In La Serena, einem netten Städtchen am Meer voll mit chilenischen Ferientouristen, hab ich dann beim Frühstück Kerstin, Chris und Mike kennen gelernt, und da uns vor Lachen nach 2 Stunden immer noch nicht die Bauchmuskeln weh taten, haben wir beschlossen, zusammen ins Valle Elqui zu fahren. Dort werden die Trauben für den Pisco, das chilenische Nationalgetränk angebaut und es ist herrlich ländlich und entspannt. Im winzigen Vicuña sind wir kleben geblieben haben viel Eis gegessen, sind durchs die Dorf geschlendert, haben die Leuten auf den Plätzen beobachtet, Pisco getrunken und am leicht grün angelaufenen Pool im verwunschenen Garten unseres Hostels gesessen. Sportlich waren wir aber auch, denn auf ein paar Berge in der Umgebung sind wir dann noch rauf. Außerdem war ich zum ersten Mal in meinem Leben in einem Observatorium, durch das Teleskop die Sterne und den Mond anschauen.

Die letzten Tage hab ich dann wieder in Valparaíso und Santiago verbracht und natürlich gab es da immer noch endlos viel zu entdecken und zu beobachten. Aber auch für so herrlich banale Dinge wie ins Kino gehen, im Park auf der Wiese liegen und lesen oder in Buchläden und anderen Geschäften stöbern, hatte ich jede Menge Zeit. Mindestens genauso gut wie irgendwelche Nationalparks! Dementsprechend belanglos sind dann aber auch die Fotos.

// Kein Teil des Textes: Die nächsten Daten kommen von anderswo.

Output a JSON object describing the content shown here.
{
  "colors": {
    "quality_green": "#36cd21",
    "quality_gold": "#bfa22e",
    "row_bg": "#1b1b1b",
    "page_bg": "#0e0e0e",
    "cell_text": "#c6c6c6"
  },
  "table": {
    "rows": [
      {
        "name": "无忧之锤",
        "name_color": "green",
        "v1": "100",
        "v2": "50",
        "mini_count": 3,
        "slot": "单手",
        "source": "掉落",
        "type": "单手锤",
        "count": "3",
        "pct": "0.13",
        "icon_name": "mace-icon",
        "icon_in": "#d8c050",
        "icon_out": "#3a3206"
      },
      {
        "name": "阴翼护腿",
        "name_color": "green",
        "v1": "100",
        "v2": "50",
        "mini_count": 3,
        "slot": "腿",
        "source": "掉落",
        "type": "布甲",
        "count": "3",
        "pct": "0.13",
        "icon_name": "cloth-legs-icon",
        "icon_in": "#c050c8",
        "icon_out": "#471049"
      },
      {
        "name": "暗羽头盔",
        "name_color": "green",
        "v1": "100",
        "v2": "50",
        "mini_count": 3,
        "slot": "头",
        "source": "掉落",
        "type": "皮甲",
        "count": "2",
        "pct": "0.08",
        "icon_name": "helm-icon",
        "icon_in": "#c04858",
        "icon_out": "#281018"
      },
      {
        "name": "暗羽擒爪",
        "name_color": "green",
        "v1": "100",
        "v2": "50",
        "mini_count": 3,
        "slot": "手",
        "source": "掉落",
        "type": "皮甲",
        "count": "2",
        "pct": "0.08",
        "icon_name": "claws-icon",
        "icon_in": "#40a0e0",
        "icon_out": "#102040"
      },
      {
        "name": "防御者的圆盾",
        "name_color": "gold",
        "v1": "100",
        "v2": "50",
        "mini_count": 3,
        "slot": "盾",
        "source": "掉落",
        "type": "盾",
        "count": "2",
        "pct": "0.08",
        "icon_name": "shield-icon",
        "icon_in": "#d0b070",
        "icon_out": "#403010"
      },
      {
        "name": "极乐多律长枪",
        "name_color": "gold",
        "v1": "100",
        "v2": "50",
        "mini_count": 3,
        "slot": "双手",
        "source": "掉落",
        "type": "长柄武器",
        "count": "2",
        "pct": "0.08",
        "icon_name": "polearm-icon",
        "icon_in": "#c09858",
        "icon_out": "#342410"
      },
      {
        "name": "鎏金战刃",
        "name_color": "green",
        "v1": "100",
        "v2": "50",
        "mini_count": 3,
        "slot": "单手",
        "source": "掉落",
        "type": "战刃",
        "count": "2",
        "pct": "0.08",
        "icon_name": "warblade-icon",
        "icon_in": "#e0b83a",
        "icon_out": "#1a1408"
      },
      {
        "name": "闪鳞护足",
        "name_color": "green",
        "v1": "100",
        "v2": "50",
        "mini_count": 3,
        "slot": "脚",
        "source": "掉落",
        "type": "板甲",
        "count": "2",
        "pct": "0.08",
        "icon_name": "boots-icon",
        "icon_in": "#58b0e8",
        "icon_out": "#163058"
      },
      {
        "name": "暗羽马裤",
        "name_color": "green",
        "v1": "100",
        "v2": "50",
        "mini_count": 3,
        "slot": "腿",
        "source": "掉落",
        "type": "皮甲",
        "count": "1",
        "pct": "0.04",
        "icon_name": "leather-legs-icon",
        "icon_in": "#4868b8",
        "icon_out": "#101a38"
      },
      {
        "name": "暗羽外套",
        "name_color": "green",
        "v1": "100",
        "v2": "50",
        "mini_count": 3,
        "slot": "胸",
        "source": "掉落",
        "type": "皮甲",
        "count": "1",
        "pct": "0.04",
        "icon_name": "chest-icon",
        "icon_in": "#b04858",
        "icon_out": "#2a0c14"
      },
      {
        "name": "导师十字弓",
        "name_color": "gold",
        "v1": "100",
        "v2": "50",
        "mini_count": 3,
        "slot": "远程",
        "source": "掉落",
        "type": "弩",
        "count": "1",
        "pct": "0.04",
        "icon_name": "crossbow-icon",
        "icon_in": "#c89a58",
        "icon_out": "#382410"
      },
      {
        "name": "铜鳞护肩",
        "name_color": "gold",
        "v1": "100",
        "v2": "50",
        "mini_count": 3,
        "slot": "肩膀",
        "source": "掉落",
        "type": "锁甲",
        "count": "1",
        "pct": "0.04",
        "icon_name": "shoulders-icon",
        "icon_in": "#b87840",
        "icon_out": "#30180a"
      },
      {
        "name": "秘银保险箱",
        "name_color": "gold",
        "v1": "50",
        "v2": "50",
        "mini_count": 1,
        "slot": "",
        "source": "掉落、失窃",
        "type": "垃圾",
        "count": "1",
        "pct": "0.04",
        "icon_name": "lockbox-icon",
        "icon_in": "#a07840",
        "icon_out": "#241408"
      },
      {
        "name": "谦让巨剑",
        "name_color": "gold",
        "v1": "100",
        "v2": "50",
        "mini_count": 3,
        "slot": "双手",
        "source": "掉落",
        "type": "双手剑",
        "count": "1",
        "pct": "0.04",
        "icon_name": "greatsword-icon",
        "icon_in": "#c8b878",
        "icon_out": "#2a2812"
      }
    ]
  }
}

bei so viel schönem Alltag habe ich mich aber auch nicht vor der Geschichtslektion im „Mueso de la Memoria y de los Derechos Humanos“ (Museum zum Gedenken der Opfer der Diktatur und der Menschenrechte) gedrückt. Leider wurde mir nach eineinhalb Stunden in diesem sehr gut gemachten Museum, dass sich mit der Pinochet-Diktatur, den Morden, der Folter und den tausenden „Desaparecidos“ („verschwundenen“ Personen) sowie der Situation der Menschenrechte in der Welt beschäftigt, dermaßen schlecht, dass ich wieder dringend raus in die Sonne musste. Nicht nur in der Vergangenheit, auch in der Gegenwart befindet sich die ach-so-fortschrittliche Menschheit in Punkto Menschenrechten in sehr vielen Ländern noch in der Steinzeit, wie wir alle wissen. Aber man fällt doch echt vom Glauben ab, wenn man in fast jedem Land Gedenkstätten und Museen findet, in denen einen abertausend von Fotografien von ermordeten Menschen anstarren und die von der Blödheit der Menschen in immer anderer, aber doch irgendwie ähnlicher Form berichten.

Abgesehen von der Übelkeit und dem Emokater, den mir das Museum verpasste war Chile einfach ein Traum… auch wenn ich nur ein paar Städte und Dörfer in der kurzen Zeit sehen konnte hatte ich doch mehr Kontakt zu den Menschen und dem Alltagsleben hier als in manch anderen Ländern und ich verlasse das Land echt mit ein paar Tränchen in den Augen.